The beer is more than likely to be home-brew, although it would be nice to think we can recreate the scene, when we get out there later in the year, by knocking back a few bottles of Dithmarscher (from Brunsbuttel) or Flensburger (from – er – Flensburg), both of which would have been in commercial circulation when Carruthers & Davies came ashore in 1898.

Symphonion
The kind of Symphonion musical box that the Schlei Fjord pilot might have owned.

The trickier thing to recreate is going to be ‘the strains of a huge musical box’. Musical boxes were big in the late 1800s, but they didn’t last long, wiped out eventually by the gramophone (aka the record player). They are, though, the first signs of what we now call ‘home entertainment systems’, and the leaders in musical box technology at the time were definitely the Germans.

The first big mass market box in Europe was the Symphonion, certainly huge and armed with a set of perforated metal disks that could be spun round to trigger a ‘comb’ of vibrating metal pins. It’s almost certainly one of these that the pilot owns – a symbol of German glory and technological leadership.

This wonder of entertainment technology was invented in Leipzig. So too was its successor the mighty Polyphon, that quite literally added bells (but not whistles). Leipzig music box engineers ruled the home music roost across the Pond, too, setting up the Regina company in America in 1892. It wasn’t long, though, before Emile Berliner (another German) turned up with his gramophone and the musical box pretty much died out forever.

It should be noted that the Polyphon in the above video is playing a tune from ‘Carmen’, an opera much loved by Germans in the 1880s and 1890s. Chancellor, Otto von Bismarck, apparently saw it on 27 different occasions. Friedrich Nietzsche opined that he “became a better man when Bizet speaks to me”. It’s interesting, too, to note that, at the very same time Carruthers and Davies are tasting the pleasures of ‘modern’ German beer and music, Berliner is setting up the illustrious recording label Deutsche GrammaphonWe are at the very tipping point of the home entertainment explosion.

The sound of the pilot’s Symphonion musical box is heralding the time when fewer and fewer of us would bother going off on adventures, or endure the rigours of a duck shoot or embark on a sail in the Baltic in late autumn. Instead we’d sit at home, listen to music, drink a beer and confine ourselves to an adventure only in the mind. Just as many of you, dear Club members, are doing right now.

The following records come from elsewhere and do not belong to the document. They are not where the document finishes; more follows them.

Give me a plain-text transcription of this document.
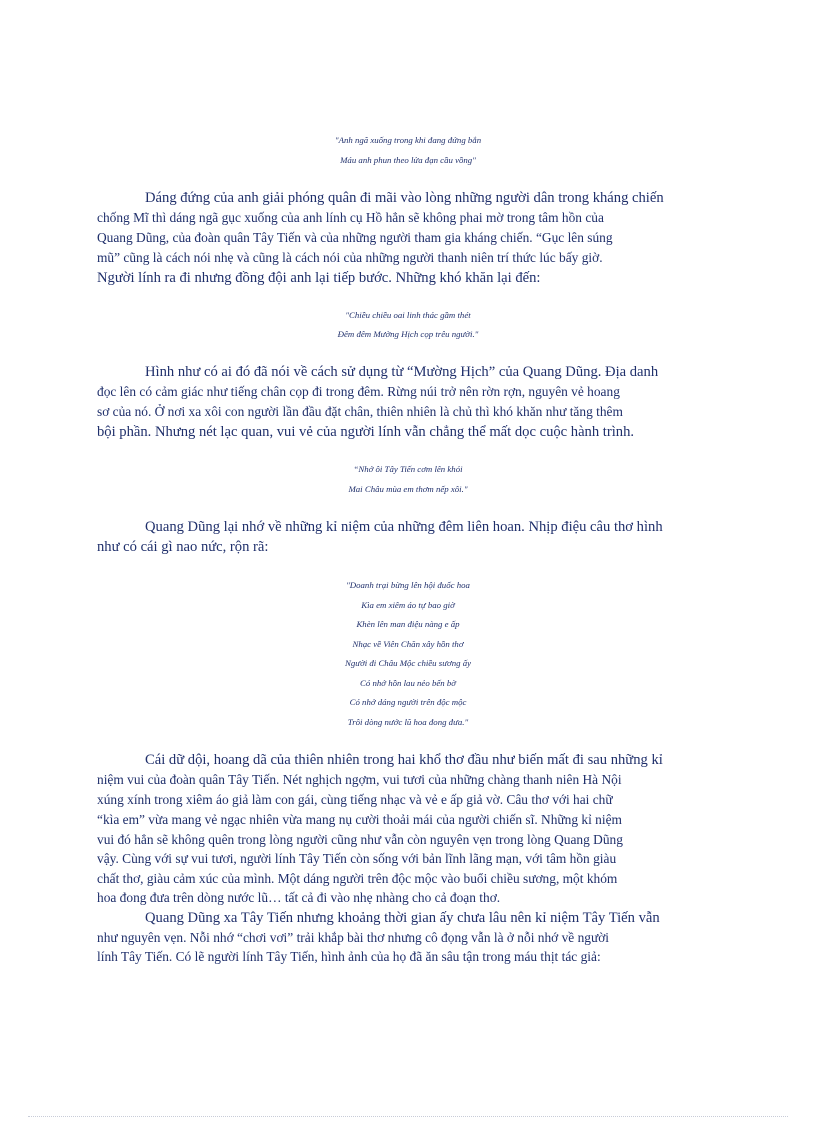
"Anh ngã xuống trong khi đang đứng bắn
Máu anh phun theo lửa đạn cầu vồng"
Dáng đứng của anh giải phóng quân đi mãi vào lòng những người dân trong kháng chiến
chống Mĩ thì dáng ngã gục xuống của anh lính cụ Hồ hẳn sẽ không phai mờ trong tâm hồn của
Quang Dũng, của đoàn quân Tây Tiến và của những người tham gia kháng chiến. “Gục lên súng
mũ” cũng là cách nói nhẹ và cũng là cách nói của những người thanh niên trí thức lúc bấy giờ.
Người lính ra đi nhưng đồng đội anh lại tiếp bước. Những khó khăn lại đến:
"Chiều chiều oai linh thác gầm thét
Đêm đêm Mường Hịch cọp trêu người."
Hình như có ai đó đã nói về cách sử dụng từ “Mường Hịch” của Quang Dũng. Địa danh
đọc lên có cảm giác như tiếng chân cọp đi trong đêm. Rừng núi trở nên rờn rợn, nguyên vẻ hoang
sơ của nó. Ở nơi xa xôi con người lần đầu đặt chân, thiên nhiên là chủ thì khó khăn như tăng thêm
bội phần. Nhưng nét lạc quan, vui vẻ của người lính vẫn chẳng thể mất dọc cuộc hành trình.
“Nhớ ôi Tây Tiến cơm lên khói
Mai Châu mùa em thơm nếp xôi."
Quang Dũng lại nhớ về những kỉ niệm của những đêm liên hoan. Nhịp điệu câu thơ hình
như có cái gì nao nức, rộn rã:
"Doanh trại bừng lên hội đuốc hoa
Kìa em xiêm áo tự bao giờ
Khèn lên man điệu nàng e ấp
Nhạc về Viên Chăn xây hồn thơ
Người đi Châu Mộc chiều sương ấy
Có nhớ hồn lau nẻo bến bờ
Có nhớ dáng người trên độc mộc
Trôi dòng nước lũ hoa đong đưa."
Cái dữ dội, hoang dã của thiên nhiên trong hai khổ thơ đầu như biến mất đi sau những kỉ
niệm vui của đoàn quân Tây Tiến. Nét nghịch ngợm, vui tươi của những chàng thanh niên Hà Nội
xúng xính trong xiêm áo giả làm con gái, cùng tiếng nhạc và vẻ e ấp giả vờ. Câu thơ với hai chữ
“kìa em” vừa mang vẻ ngạc nhiên vừa mang nụ cười thoải mái của người chiến sĩ. Những kỉ niệm
vui đó hẳn sẽ không quên trong lòng người cũng như vẫn còn nguyên vẹn trong lòng Quang Dũng
vậy. Cùng với sự vui tươi, người lính Tây Tiến còn sống với bản lĩnh lãng mạn, với tâm hồn giàu
chất thơ, giàu cảm xúc của mình. Một dáng người trên độc mộc vào buổi chiều sương, một khóm
hoa đong đưa trên dòng nước lũ… tất cả đi vào nhẹ nhàng cho cả đoạn thơ.
Quang Dũng xa Tây Tiến nhưng khoảng thời gian ấy chưa lâu nên kỉ niệm Tây Tiến vẫn
như nguyên vẹn. Nỗi nhớ “chơi vơi” trải khắp bài thơ nhưng cô đọng vẫn là ở nỗi nhớ về người
lính Tây Tiến. Có lẽ người lính Tây Tiến, hình ảnh của họ đã ăn sâu tận trong máu thịt tác giả:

p.s. if you want to hear what happens when a Symphonion ‘goes bad’, you can hear it on the latest podcast.

One thought on “‘the strains of a huge musical box’

  1. These German music boxes used interchangeable punched metal discs to hold the music. The discs must have been much cheaper to mass-produce than the pronged cylinders that were more common on the ones from the Jura around Saint-Croix on both sides of the Franco-Swiss border.
    I’m not sure whether many of the cylinder ones had interchangeable tunes?